Samadi has a vision that Farsi-speaking believers will support each other as the community puts down deeper roots. 

“I’d like to see a network operating and connecting them together,” Samadi says. 

Brother Benedict says help from local, English-speaking congregations will be critical to supporting Iranian converts as the asylum process moves them to different parts of the UK. 

“I’d like to say many more need support from English congregations but I think it needs a bit more encouragement,” he says. 

'Life in the UK remains a second-best compared with an eventual return to Iran.' 

Yet, for Samadi, life in the UK remains a second-best compared with an eventual return to Iran. Like many other converts, Samadi hopes that the current pro-democracy protests could eventually bring about the transformation in the country necessary to allow that. 

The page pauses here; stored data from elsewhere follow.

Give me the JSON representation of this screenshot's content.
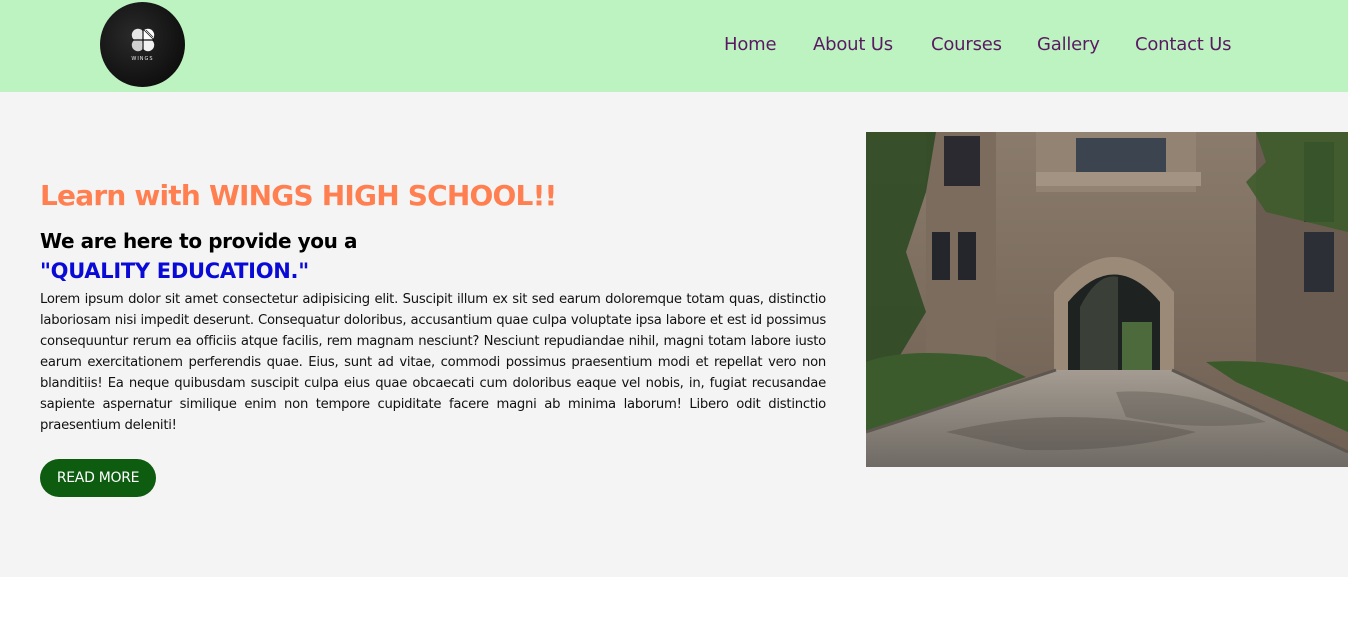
{
  "header": {
    "logo": {
      "text": "WINGS",
      "icon": "wings-logo"
    },
    "nav": [
      {
        "label": "Home"
      },
      {
        "label": "About Us"
      },
      {
        "label": "Courses"
      },
      {
        "label": "Gallery"
      },
      {
        "label": "Contact Us"
      }
    ]
  },
  "hero": {
    "title": "Learn with WINGS HIGH SCHOOL!!",
    "subtitle": "We are here to provide you a",
    "quote": "\"QUALITY EDUCATION.\"",
    "paragraph": "Lorem ipsum dolor sit amet consectetur adipisicing elit. Suscipit illum ex sit sed earum doloremque totam quas, distinctio laboriosam nisi impedit deserunt. Consequatur doloribus, accusantium quae culpa voluptate ipsa labore et est id possimus consequuntur rerum ea officiis atque facilis, rem magnam nesciunt? Nesciunt repudiandae nihil, magni totam labore iusto earum exercitationem perferendis quae. Eius, sunt ad vitae, commodi possimus praesentium modi et repellat vero non blanditiis! Ea neque quibusdam suscipit culpa eius quae obcaecati cum doloribus eaque vel nobis, in, fugiat recusandae sapiente aspernatur similique enim non tempore cupiditate facere magni ab minima laborum! Libero odit distinctio praesentium deleniti!",
    "button_label": "READ MORE",
    "image": "school-building-archway-photo"
  },
  "colors": {
    "navbar_bg": "#bdf3c0",
    "nav_link": "#5a1a63",
    "title": "#ff7f50",
    "quote": "#0a0ad6",
    "button_bg": "#0e5c10",
    "hero_bg": "#f4f4f4"
  }
}
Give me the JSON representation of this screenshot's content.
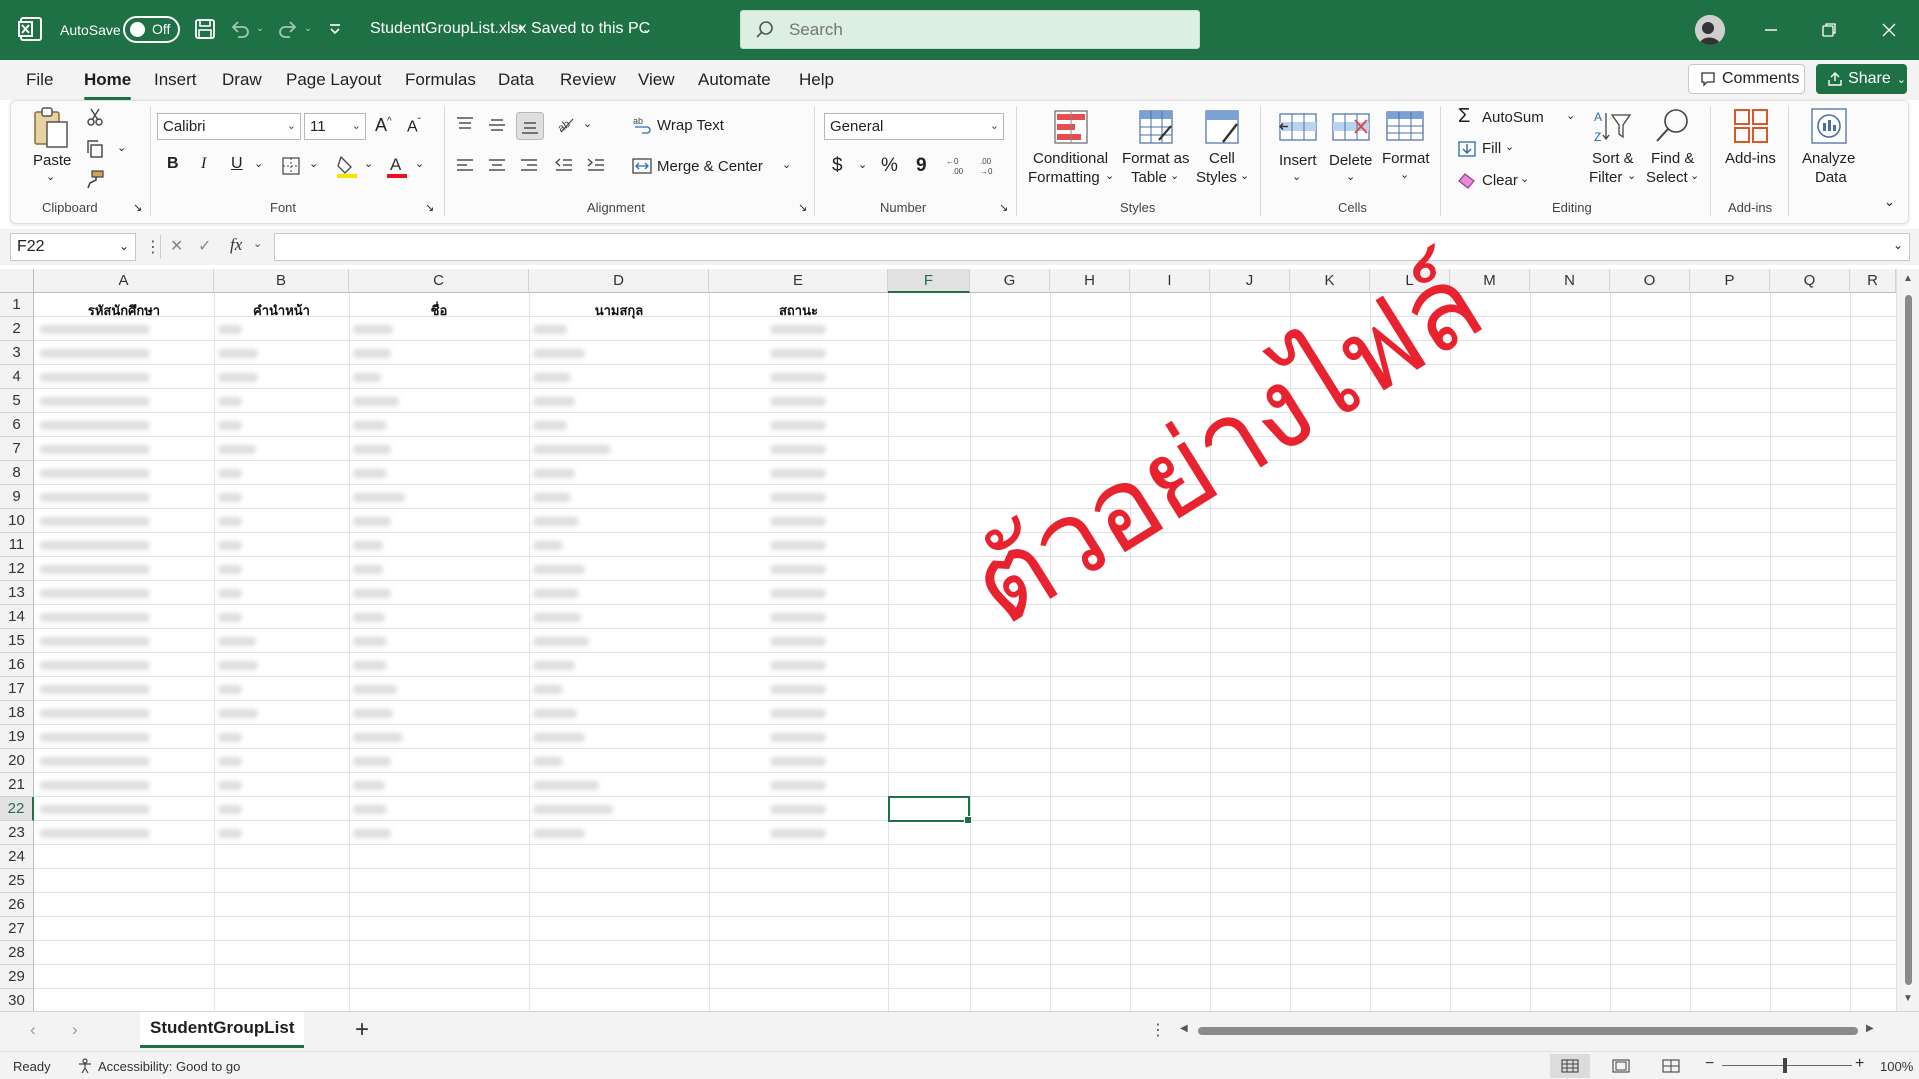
{
  "titlebar": {
    "autosave_label": "AutoSave",
    "autosave_state": "Off",
    "filename": "StudentGroupList.xlsx",
    "save_state": "Saved to this PC",
    "search_placeholder": "Search"
  },
  "tabs": [
    "File",
    "Home",
    "Insert",
    "Draw",
    "Page Layout",
    "Formulas",
    "Data",
    "Review",
    "View",
    "Automate",
    "Help"
  ],
  "active_tab": "Home",
  "buttons": {
    "comments": "Comments",
    "share": "Share"
  },
  "ribbon": {
    "clipboard": {
      "paste": "Paste",
      "label": "Clipboard"
    },
    "font": {
      "name": "Calibri",
      "size": "11",
      "label": "Font",
      "bold": "B",
      "italic": "I",
      "underline": "U"
    },
    "alignment": {
      "wrap_text": "Wrap Text",
      "merge_center": "Merge & Center",
      "label": "Alignment"
    },
    "number": {
      "format": "General",
      "label": "Number",
      "currency": "$",
      "percent": "%",
      "comma": "9"
    },
    "styles": {
      "conditional_1": "Conditional",
      "conditional_2": "Formatting",
      "format_table_1": "Format as",
      "format_table_2": "Table",
      "cell_styles_1": "Cell",
      "cell_styles_2": "Styles",
      "label": "Styles"
    },
    "cells": {
      "insert": "Insert",
      "delete": "Delete",
      "format": "Format",
      "label": "Cells"
    },
    "editing": {
      "autosum": "AutoSum",
      "fill": "Fill",
      "clear": "Clear",
      "sort_1": "Sort &",
      "sort_2": "Filter",
      "find_1": "Find &",
      "find_2": "Select",
      "label": "Editing"
    },
    "addins": {
      "addins": "Add-ins",
      "label": "Add-ins"
    },
    "analyze": {
      "line1": "Analyze",
      "line2": "Data"
    }
  },
  "formula_bar": {
    "name_box": "F22",
    "fx": "fx",
    "formula": ""
  },
  "grid": {
    "columns": [
      "A",
      "B",
      "C",
      "D",
      "E",
      "F",
      "G",
      "H",
      "I",
      "J",
      "K",
      "L",
      "M",
      "N",
      "O",
      "P",
      "Q",
      "R"
    ],
    "selected_column": "F",
    "rows": [
      "1",
      "2",
      "3",
      "4",
      "5",
      "6",
      "7",
      "8",
      "9",
      "10",
      "11",
      "12",
      "13",
      "14",
      "15",
      "16",
      "17",
      "18",
      "19",
      "20",
      "21",
      "22",
      "23",
      "24",
      "25",
      "26",
      "27",
      "28",
      "29",
      "30"
    ],
    "selected_row": "22",
    "headers": [
      "รหัสนักศึกษา",
      "คำนำหน้า",
      "ชื่อ",
      "นามสกุล",
      "สถานะ"
    ],
    "watermark": "ตัวอย่างไฟล์",
    "watermark_color": "#e8232f"
  },
  "sheets": {
    "active": "StudentGroupList",
    "add": "+"
  },
  "status": {
    "ready": "Ready",
    "accessibility": "Accessibility: Good to go",
    "zoom": "100%"
  },
  "colors": {
    "brand": "#1e7145",
    "watermark": "#e8232f"
  }
}
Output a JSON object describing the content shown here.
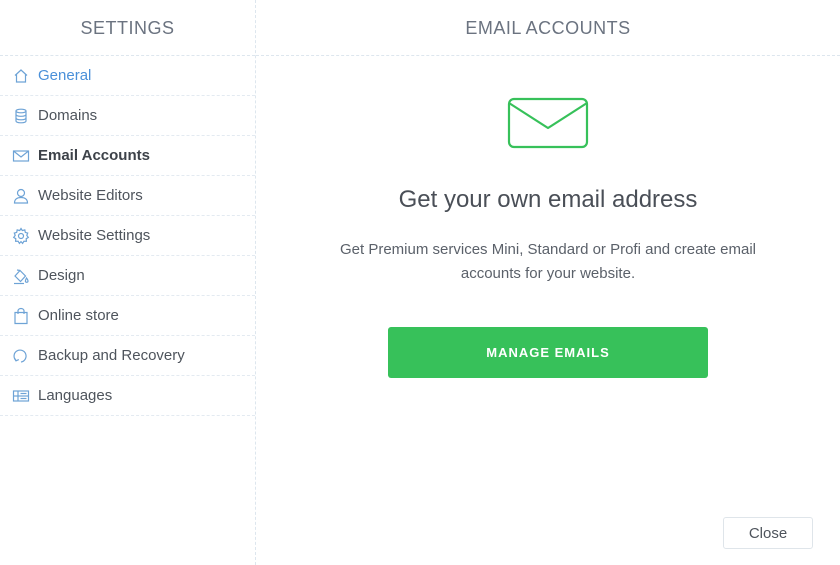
{
  "sidebar": {
    "title": "SETTINGS",
    "items": [
      {
        "label": "General",
        "icon": "home-icon"
      },
      {
        "label": "Domains",
        "icon": "database-icon"
      },
      {
        "label": "Email Accounts",
        "icon": "envelope-icon"
      },
      {
        "label": "Website Editors",
        "icon": "user-icon"
      },
      {
        "label": "Website Settings",
        "icon": "gear-icon"
      },
      {
        "label": "Design",
        "icon": "paint-bucket-icon"
      },
      {
        "label": "Online store",
        "icon": "shopping-bag-icon"
      },
      {
        "label": "Backup and Recovery",
        "icon": "restore-icon"
      },
      {
        "label": "Languages",
        "icon": "languages-icon"
      }
    ],
    "selected": "Email Accounts",
    "link_color": "#4a90d9"
  },
  "main": {
    "title": "EMAIL ACCOUNTS",
    "icon": "envelope-icon",
    "headline": "Get your own email address",
    "description": "Get Premium services Mini, Standard or Profi and create email accounts for your website.",
    "manage_button": "MANAGE EMAILS",
    "close_button": "Close"
  },
  "colors": {
    "accent_green": "#37c15a",
    "icon_blue": "#6ea3d6"
  }
}
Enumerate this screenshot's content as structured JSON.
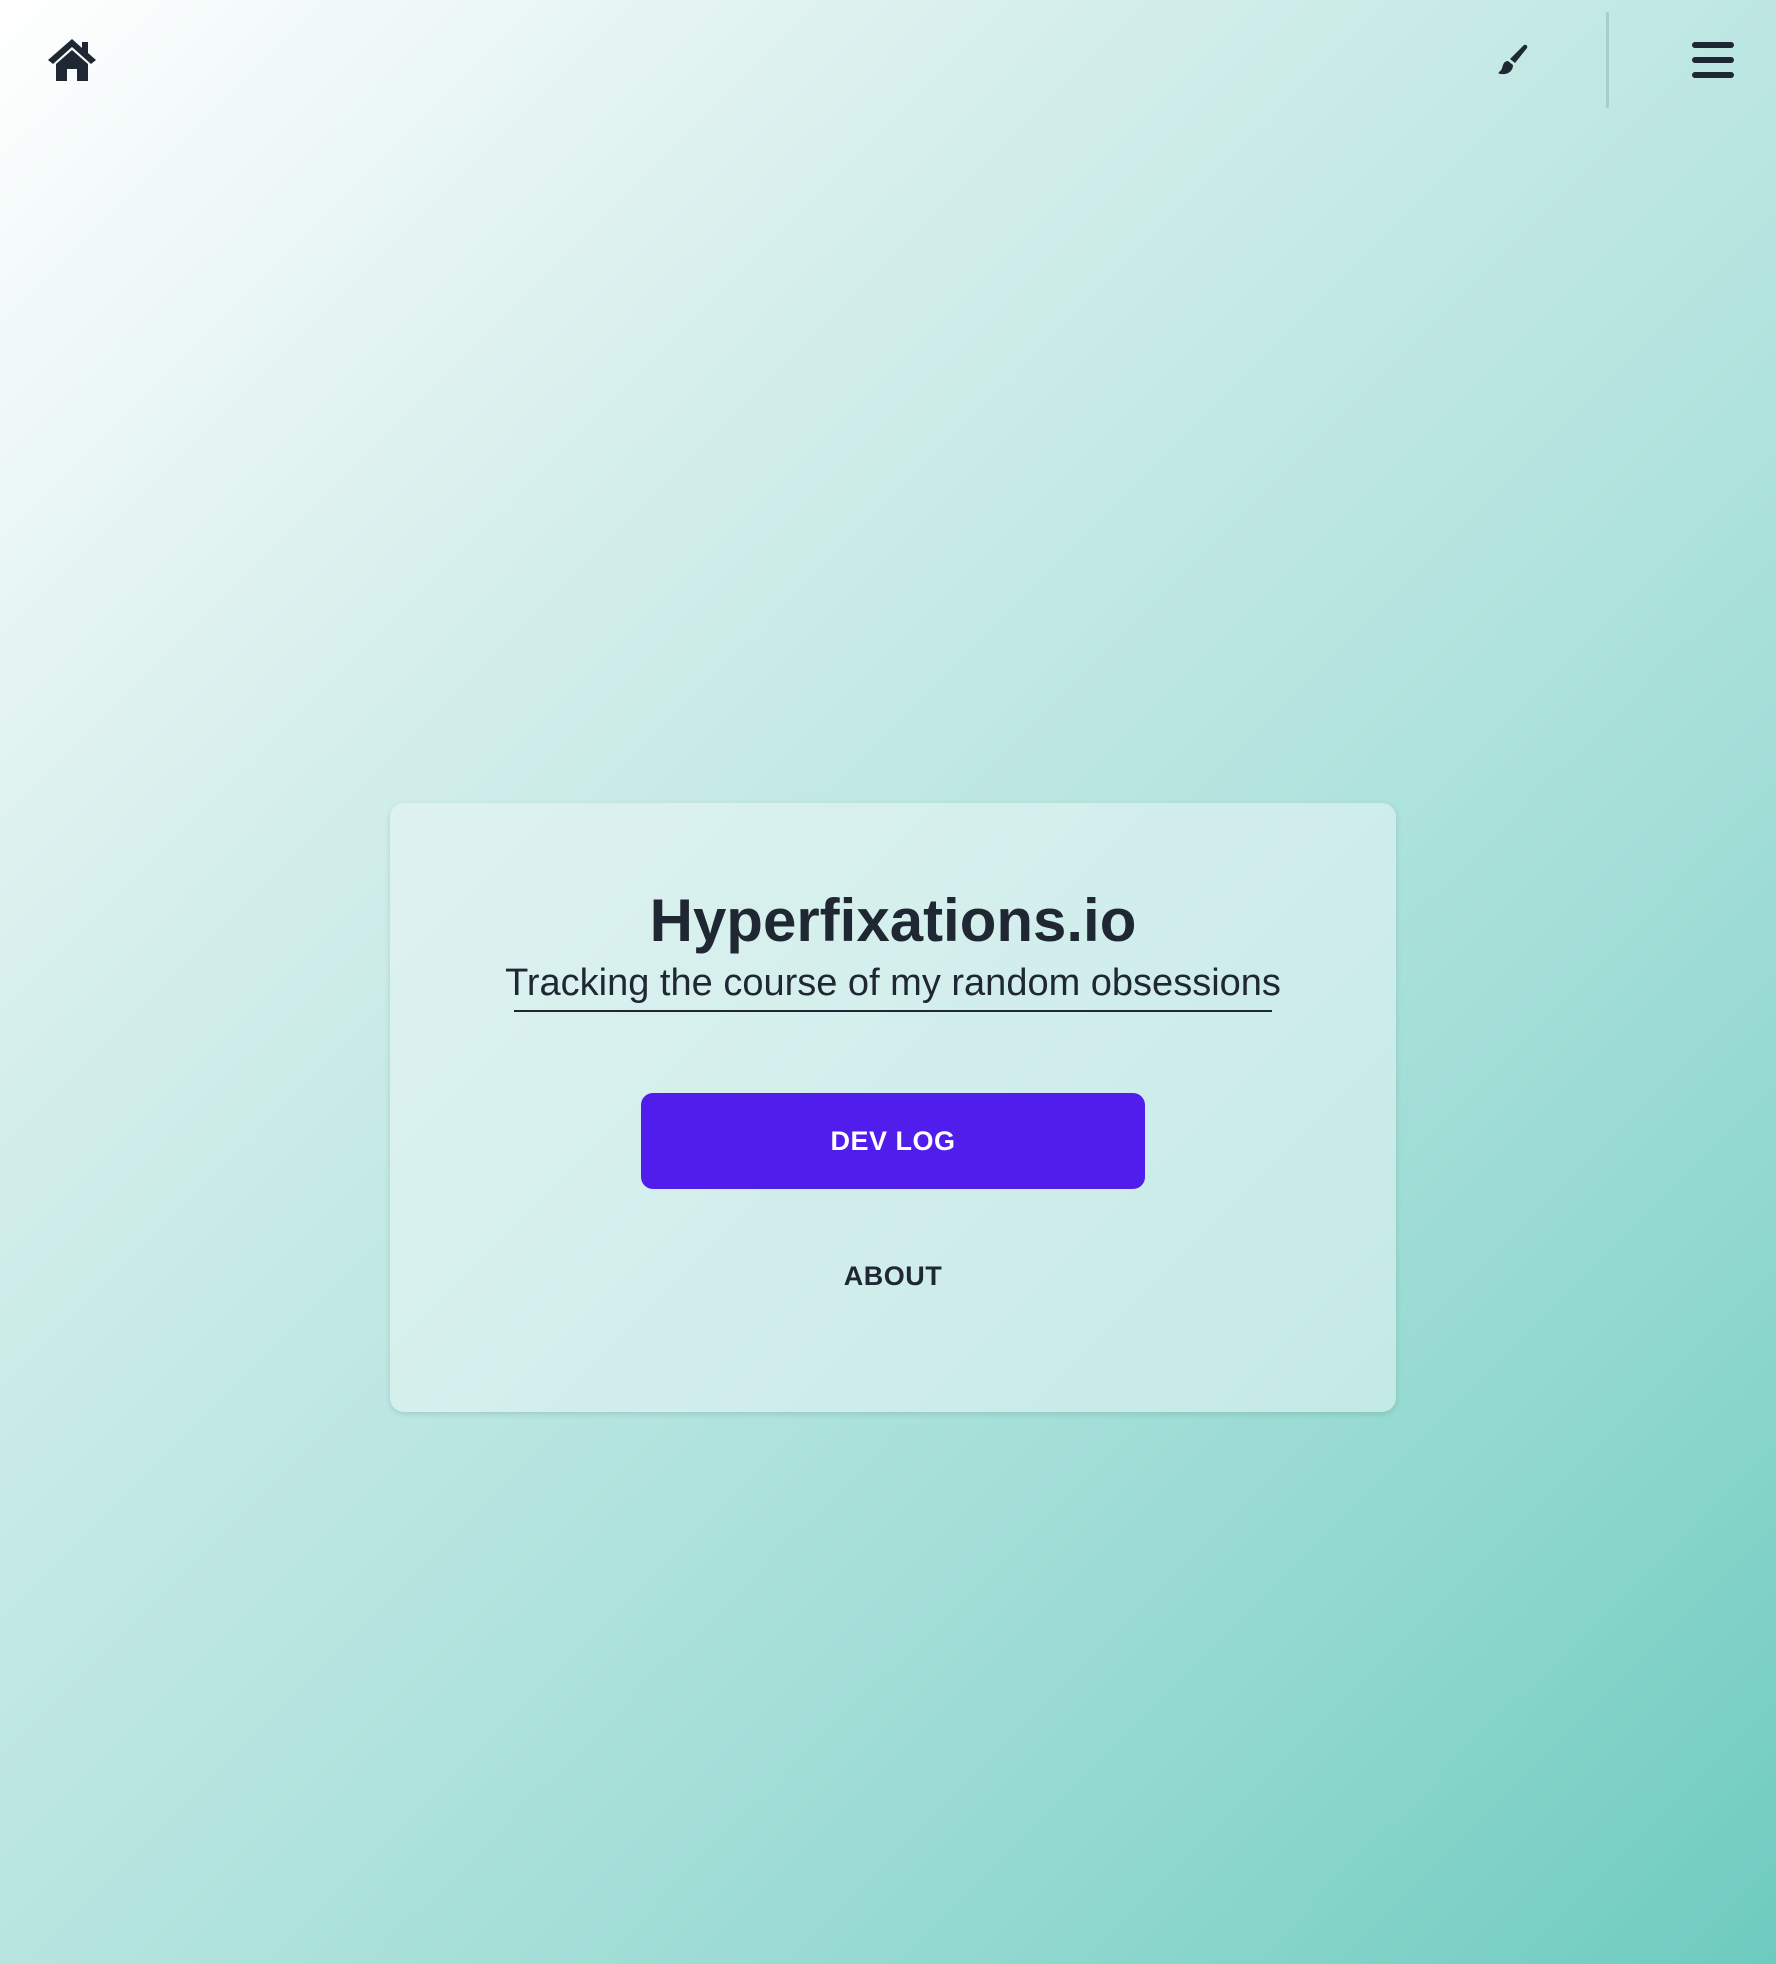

“For those Christians I’ve served in the UK, I think their intention and their dream is to see people in Iran can worship God in freedom, without fear of persecution and being interrogated or deprived of their freedom and rights,” Samadi says. 

The “dream”, Samadi goes on, is to be able to return to Iran to worship in freedom with the Christians who remain in the country. 

“For all those Christians, the whole intention is one day they can share the gospel freely and worship freely with all those who are Christians,” he says.